There are a number of non-conformities found during audits of companies manufacturing sterile medical devices that are very common, including:

• No summary description of the steriliser (e.g. load volume, usable chamber volume, total chamber volume, etc.);
• Sterilisation cycle development conducted simultaneously to the validation activities – the specification including tolerances for all parameters should have been determined prior to starting PQ;
• Validation protocol has insufficient detail to allow the validation results to be judged against it;
• Validation report indicates that protocol was not followed but there is no explanation of this (e.g. protocol required 21 temperature probes, the report stated 15 were needed, location map showed 11 probes & the data traces for 13!);
• Deviations from the requirements of the protocol are not identified or discussed in the report;
• The validation report (ethylene oxide) does not summarise all of the points listed in section 9.5.4 of ISO 11135-1 and tolerances are not given for all of them;
• Compliance with the Standard is claimed but not all requirements met or followed;
• No traceability from results to steriliser number or cycle number;
• Steriliser timer is not calibrated or checked

Unexpected results or errors during the validation are common – as long as they are acknowledged and discussed, this is not a problem.

Summary

The standards for ethylene oxide, moist heat and radiation sterilisation have been substantially revised and re-issued with a common structure. The international and European standards have been combined into one.

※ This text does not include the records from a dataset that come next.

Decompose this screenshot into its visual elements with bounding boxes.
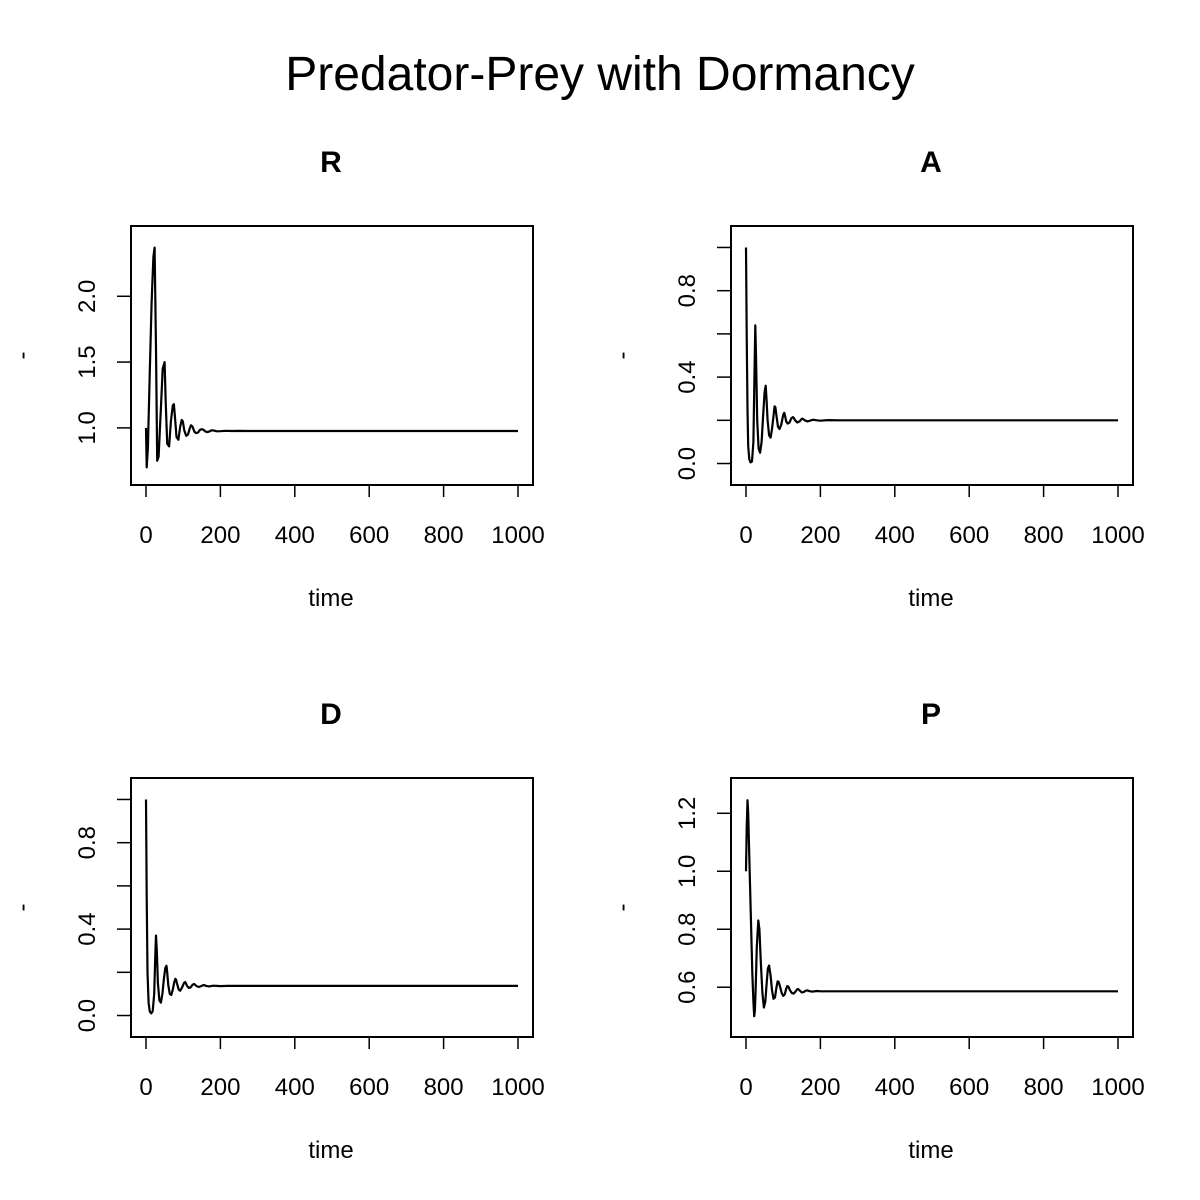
- x-tick-label: 600: [349, 1074, 389, 1101]
- x-tick-label: 0: [739, 522, 752, 549]
- series-line-d: [144, 799, 518, 1015]
- x-axis-label: time: [308, 1137, 353, 1164]
- x-tick-label: 600: [949, 522, 989, 549]
- panel-a: A 0 200 400 600 800 1000 0.0 0.4 0.8 time -: [609, 146, 1145, 612]
- panel-p: P 0 200 400 600 800 1000 0.6 0.8 1.0 1.2 time -: [609, 698, 1145, 1164]
- x-tick-label: 1000: [491, 522, 544, 549]
- y-axis-label: -: [609, 352, 636, 360]
- panel-r: R 0 200 400 600 800 1000 1.0 1.5 2.0 time -: [9, 146, 545, 612]
- y-tick-label: 2.0: [74, 280, 101, 313]
- panel-title: D: [320, 698, 342, 731]
- y-tick-label: 1.5: [74, 345, 101, 378]
- x-axis-label: time: [908, 585, 953, 612]
- y-tick-label: 0.8: [674, 274, 701, 307]
- y-tick-label: 1.0: [74, 411, 101, 444]
- y-axis-label: -: [609, 904, 636, 912]
- y-tick-label: 0.4: [674, 360, 701, 393]
- y-tick-label: 0.8: [674, 913, 701, 946]
- series-line-p: [744, 799, 1118, 1018]
- y-tick-label: 0.6: [674, 971, 701, 1004]
- x-tick-label: 800: [424, 1074, 464, 1101]
- x-tick-label: 0: [139, 522, 152, 549]
- x-axis-label: time: [308, 585, 353, 612]
- x-tick-label: 200: [800, 1074, 840, 1101]
- x-tick-label: 200: [800, 522, 840, 549]
- x-tick-label: 800: [1024, 522, 1064, 549]
- x-tick-label: 400: [875, 1074, 915, 1101]
- x-tick-label: 1000: [491, 1074, 544, 1101]
- figure-title: Predator-Prey with Dormancy: [285, 48, 915, 101]
- x-tick-label: 0: [739, 1074, 752, 1101]
- x-tick-label: 400: [875, 522, 915, 549]
- x-tick-label: 1000: [1091, 522, 1144, 549]
- y-tick-label: 1.2: [674, 797, 701, 830]
- x-tick-label: 0: [139, 1074, 152, 1101]
- x-tick-label: 600: [349, 522, 389, 549]
- x-tick-label: 400: [275, 522, 315, 549]
- x-tick-label: 600: [949, 1074, 989, 1101]
- series-line-a: [744, 247, 1118, 464]
- y-tick-label: 0.0: [674, 447, 701, 480]
- chart-panels: R 0 200 400 600 800 1000 1.0 1.5 2.0 time - A 0 200 400…: [9, 146, 1145, 1164]
- y-tick-label: 1.0: [674, 855, 701, 888]
- panel-d: D 0 200 400 600 800 1000 0.0 0.4 0.8 time -: [9, 698, 545, 1164]
- y-tick-label: 0.4: [74, 912, 101, 945]
- panel-title: P: [921, 698, 941, 731]
- y-axis-label: -: [9, 352, 36, 360]
- x-tick-label: 800: [1024, 1074, 1064, 1101]
- y-tick-label: 0.8: [74, 826, 101, 859]
- y-axis-label: -: [9, 904, 36, 912]
- y-tick-label: 0.0: [74, 999, 101, 1032]
- panel-title: A: [920, 146, 942, 179]
- x-axis-label: time: [908, 1137, 953, 1164]
- x-tick-label: 200: [200, 522, 240, 549]
- x-tick-label: 800: [424, 522, 464, 549]
- x-tick-label: 1000: [1091, 1074, 1144, 1101]
- x-tick-label: 400: [275, 1074, 315, 1101]
- panel-title: R: [320, 146, 342, 179]
- x-tick-label: 200: [200, 1074, 240, 1101]
- series-line-r: [144, 246, 518, 469]
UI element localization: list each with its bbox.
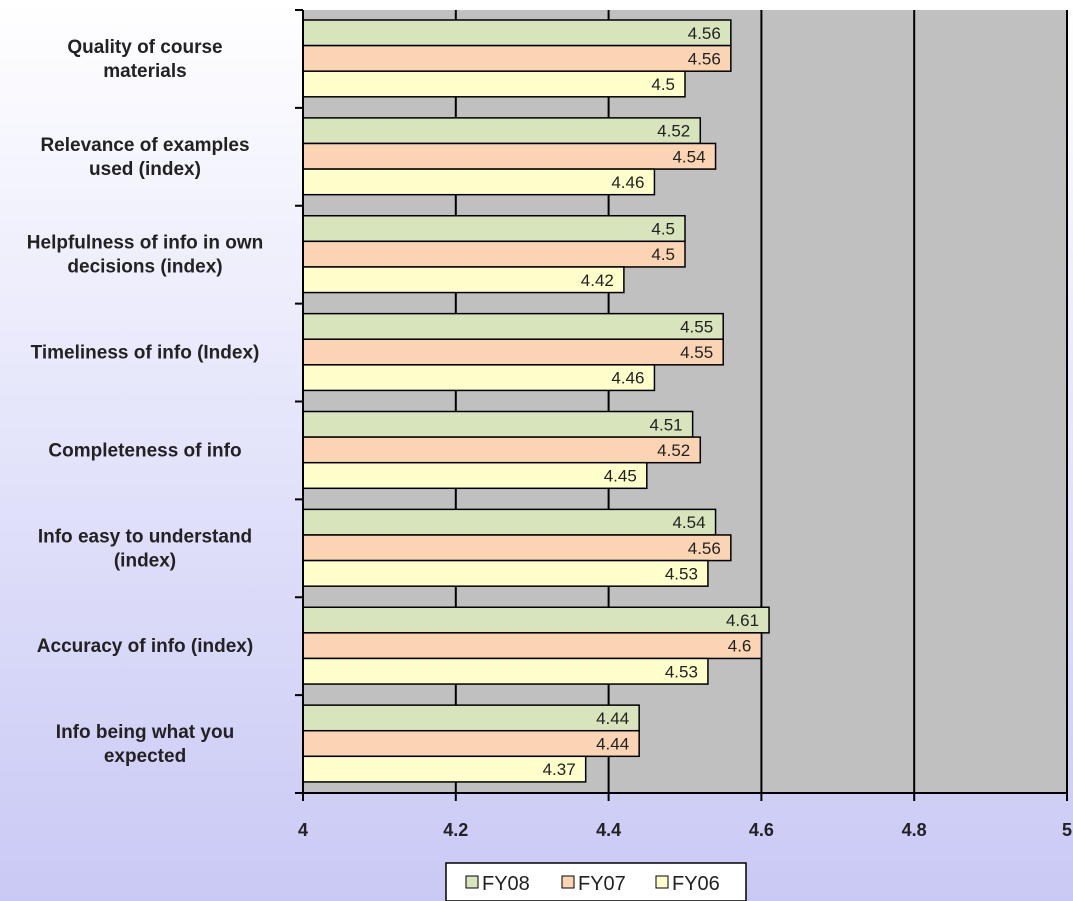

The Validation Protocol should be a detailed “meaty” document defining all of the expected outcomes (including tolerances) and what to do if they are not met. The Validation Report should summarise the parameters observed (and their ranges) and compare them with those expected in the protocol.

Regular review

All deviations to the Protocol, however small, must be documented and justified in the report. The sterilisation process should undergo a regular documented review according to a defined procedure. The procedure should define the inputs to the sterilisation process that could influence its adequacy.

Time and effort invested in getting the protocol right will save time when reporting and trying to make sense of data if it was not as expected. A well-documented (but concise) validation will be simpler to review and approve internally. It will also speed up Notified Body reviews and reduce the risk of non-conformities being raised.

Compliance with the EN55X standards will cease to be a presumption of conformity with the Medical Devices Directive on the following dates: EN552 on 30 April 2009, EN554 on 30 August 2009 and EN550 on 31 May 2010.

A greater expertise in sterilisation is needed; if this is not available in-house, buy in this expertise. Don’t rely on external sterilisation companies to tell you what to do – they are a knowledgeable source of information but you need the ability to independently review the validations. Obtain copies of the new standards (discuss these as part of management review).

Three-year transition periods were given before the previous versions become obsolete but these are now down to ~7 months (irradiation), ~12 months (moist heat) and ~21 months (EtO). Start working now to ensure all processes are updated and revised in accordance with the new standards – conduct a gap analysis on your procedures and prepare an action plan with timescales for compliance with the revised standards.

Make sure staff in R&D are aware of the new standards so that they are taken into account in the development process.